Further, scientists have noted that human magnets only attempt to stick objects to their bare skin, rather than on clothing. Magnetism is not easily blocked by thin cotton, so Raileanu’s superpower should work without him needing to undress. Regardless, because Raileanu can only adhere objects to his bare skin, scientists conclude that his superpower isn’t magnetism, but sticky skin.

Maybe Raileanu should consider changing his superhuman name to the Human Geko.

Wim Hof, the Iceman

Many sufferers of the winter season may want to look into Wim Hof’s breathing method. This man can withstand extremely cold temperatures and has soaked in an ice bath for over an hour and fifty minutes. Hof credits his breathing and mental exercises, which help him light an “inner fire” and regulate his body temperature. It is this temperature regulation that may explain why Hof can run through the snow in nothing but shorts and boots.

Hof has put his method to the test several times. He is the current record holder for the longest soak in an ice bath. Further, Hof has almost reached the summit of Mt. Everest wearing just sandals and no winter gear. His method is so popular that Hof has even written a book, detailing his experience and teaching others how to withstand the cold. In 2016, however, four people died attempting to practice Hof’s methods. Hof continues to warn his readers to be careful practicing his methods and to avoid using them in water above all else.

Photo by Joshua Livingston

Screenshot by Joshua Livingston

Daniel Kish, Batman

Kish didn’t lose his parents at the back of some grimy alley in Gotham City. But the fellow did have a tough infancy. At just thirteen months old, Daniel Kish lost both his eyes to an aggressive cancer called retinoblastoma. However, Kish did not allow his blindness to ruin his quality of life. Over the years, Kish has worked on perfecting his FlashSonar technique. It is this technique that, even though he is blind, allows Kish to navigate and “see” his surroundings.

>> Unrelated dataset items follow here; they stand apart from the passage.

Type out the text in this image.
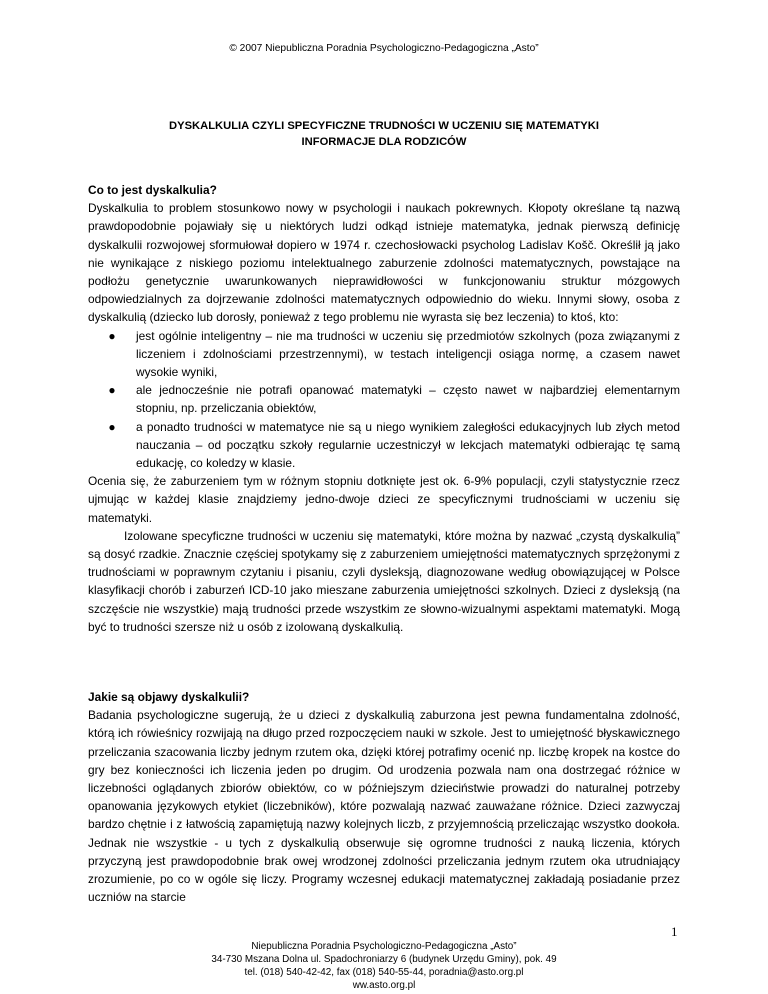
© 2007 Niepubliczna Poradnia Psychologiczno-Pedagogiczna „Asto”
DYSKALKULIA CZYLI SPECYFICZNE TRUDNOŚCI W UCZENIU SIĘ MATEMATYKI
INFORMACJE DLA RODZICÓW
Co to jest dyskalkulia?

Dyskalkulia to problem stosunkowo nowy w psychologii i naukach pokrewnych. Kłopoty określane tą nazwą prawdopodobnie pojawiały się u niektórych ludzi odkąd istnieje matematyka, jednak pierwszą definicję dyskalkulii rozwojowej sformułował dopiero w 1974 r. czechosłowacki psycholog Ladislav Košč. Określił ją jako nie wynikające z niskiego poziomu intelektualnego zaburzenie zdolności matematycznych, powstające na podłożu genetycznie uwarunkowanych nieprawidłowości w funkcjonowaniu struktur mózgowych odpowiedzialnych za dojrzewanie zdolności matematycznych odpowiednio do wieku. Innymi słowy, osoba z dyskalkulią (dziecko lub dorosły, ponieważ z tego problemu nie wyrasta się bez leczenia) to ktoś, kto:

● jest ogólnie inteligentny – nie ma trudności w uczeniu się przedmiotów szkolnych (poza związanymi z liczeniem i zdolnościami przestrzennymi), w testach inteligencji osiąga normę, a czasem nawet wysokie wyniki,
● ale jednocześnie nie potrafi opanować matematyki – często nawet w najbardziej elementarnym stopniu, np. przeliczania obiektów,
● a ponadto trudności w matematyce nie są u niego wynikiem zaległości edukacyjnych lub złych metod nauczania – od początku szkoły regularnie uczestniczył w lekcjach matematyki odbierając tę samą edukację, co koledzy w klasie.

Ocenia się, że zaburzeniem tym w różnym stopniu dotknięte jest ok. 6-9% populacji, czyli statystycznie rzecz ujmując w każdej klasie znajdziemy jedno-dwoje dzieci ze specyficznymi trudnościami w uczeniu się matematyki.

Izolowane specyficzne trudności w uczeniu się matematyki, które można by nazwać „czystą dyskalkulią” są dosyć rzadkie. Znacznie częściej spotykamy się z zaburzeniem umiejętności matematycznych sprzężonymi z trudnościami w poprawnym czytaniu i pisaniu, czyli dysleksją, diagnozowane według obowiązującej w Polsce klasyfikacji chorób i zaburzeń ICD-10 jako mieszane zaburzenia umiejętności szkolnych. Dzieci z dysleksją (na szczęście nie wszystkie) mają trudności przede wszystkim ze słowno-wizualnymi aspektami matematyki. Mogą być to trudności szersze niż u osób z izolowaną dyskalkulią.

Jakie są objawy dyskalkulii?

Badania psychologiczne sugerują, że u dzieci z dyskalkulią zaburzona jest pewna fundamentalna zdolność, którą ich rówieśnicy rozwijają na długo przed rozpoczęciem nauki w szkole. Jest to umiejętność błyskawicznego przeliczania szacowania liczby jednym rzutem oka, dzięki której potrafimy ocenić np. liczbę kropek na kostce do gry bez konieczności ich liczenia jeden po drugim. Od urodzenia pozwala nam ona dostrzegać różnice w liczebności oglądanych zbiorów obiektów, co w późniejszym dzieciństwie prowadzi do naturalnej potrzeby opanowania językowych etykiet (liczebników), które pozwalają nazwać zauważane różnice. Dzieci zazwyczaj bardzo chętnie i z łatwością zapamiętują nazwy kolejnych liczb, z przyjemnością przeliczając wszystko dookoła. Jednak nie wszystkie - u tych z dyskalkulią obserwuje się ogromne trudności z nauką liczenia, których przyczyną jest prawdopodobnie brak owej wrodzonej zdolności przeliczania jednym rzutem oka utrudniający zrozumienie, po co w ogóle się liczy. Programy wczesnej edukacji matematycznej zakładają posiadanie przez uczniów na starcie

1
Niepubliczna Poradnia Psychologiczno-Pedagogiczna „Asto”
34-730 Mszana Dolna ul. Spadochroniarzy 6 (budynek Urzędu Gminy), pok. 49
tel. (018) 540-42-42, fax (018) 540-55-44, poradnia@asto.org.pl
ww.asto.org.pl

Kish clicks his tongue to produce a sharp noise, which bounces back from surrounding objects and back for Kish to interpret. Even though the echo is very quiet, Kish has trained himself to hear the echo clearly and from there, distinguish the items or barriers surrounding him. It has taken years to perfect and even so, Kish continues to work on improving his skill.

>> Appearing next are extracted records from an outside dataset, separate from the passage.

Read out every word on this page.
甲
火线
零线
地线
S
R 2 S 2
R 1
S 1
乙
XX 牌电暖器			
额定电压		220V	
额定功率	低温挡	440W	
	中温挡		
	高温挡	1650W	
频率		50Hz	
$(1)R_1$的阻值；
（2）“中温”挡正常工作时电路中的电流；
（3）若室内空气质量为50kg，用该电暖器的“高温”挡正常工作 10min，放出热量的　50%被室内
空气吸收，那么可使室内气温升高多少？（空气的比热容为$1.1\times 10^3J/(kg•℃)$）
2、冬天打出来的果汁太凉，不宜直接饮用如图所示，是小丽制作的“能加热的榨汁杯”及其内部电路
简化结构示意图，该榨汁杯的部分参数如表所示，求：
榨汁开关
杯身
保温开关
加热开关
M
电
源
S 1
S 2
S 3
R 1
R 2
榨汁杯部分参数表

While Kish calls his technique the FlashSonar, it goes by another name, echolocation. It is the same technique bats use to detect their prey in the darkness of night. By emitting a high-pitched sound, the noise waves bounce off solid objects back to the bat’s sensitive ears. The flying mammal can then interpret its surroundings and how close its dinner may be. Kish uses this very same technique and, not to leave other blind folks behind, is also teaching others his technique. Scientists would later use Kish’s technique to study the possibility that humans could teach themselves echolocation. Through trial and error, they can!

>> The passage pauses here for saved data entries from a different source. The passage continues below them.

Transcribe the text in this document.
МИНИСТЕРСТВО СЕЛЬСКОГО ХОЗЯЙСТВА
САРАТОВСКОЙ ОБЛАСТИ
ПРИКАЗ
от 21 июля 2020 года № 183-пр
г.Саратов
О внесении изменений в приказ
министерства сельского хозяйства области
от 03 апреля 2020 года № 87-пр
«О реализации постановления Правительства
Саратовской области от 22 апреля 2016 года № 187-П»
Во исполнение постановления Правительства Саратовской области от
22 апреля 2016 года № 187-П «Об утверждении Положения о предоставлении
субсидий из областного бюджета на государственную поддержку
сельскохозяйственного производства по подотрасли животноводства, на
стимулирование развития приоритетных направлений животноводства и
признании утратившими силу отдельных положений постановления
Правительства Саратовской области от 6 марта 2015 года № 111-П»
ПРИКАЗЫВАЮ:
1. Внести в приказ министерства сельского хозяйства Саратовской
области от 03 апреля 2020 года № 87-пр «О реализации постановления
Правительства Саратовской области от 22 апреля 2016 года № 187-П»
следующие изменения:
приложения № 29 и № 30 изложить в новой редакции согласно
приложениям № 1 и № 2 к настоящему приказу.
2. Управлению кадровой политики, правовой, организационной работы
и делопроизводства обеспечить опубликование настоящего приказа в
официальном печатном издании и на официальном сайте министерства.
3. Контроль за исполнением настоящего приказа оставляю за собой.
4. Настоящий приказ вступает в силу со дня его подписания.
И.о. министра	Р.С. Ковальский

Isao Machii, the Super Samurai

Studying swordsmanship since the age of 5, Isao Machii is considered one of the most talented Samurai swordsman of our modern times. Not only are his sensory skills (such as sight) super advanced, but Machii has further learned to control an emotion we normally wish to avoid: anticipation. It is this anticipatory skill that allows Machii to slice through a pellet, speeding at him at about 200 mph, cleanly in half. The human eye cannot see a pellet traveling this fast, so it is hard to witness Machii slicing the pellet. However, by the audible chime sounding from metal hitting metal, Machii hits his mark. Those who witnessed the event even slowed down their footage to watch the pellet split and scatter as it is sliced.

Machii owns his own samurai school and teaches others how to wield a blade. Through his teachings, students have marveled at Machii cutting through straw mats with ease and even slicing through iron pipes. He is so popular that YouTube is swamped with his videos.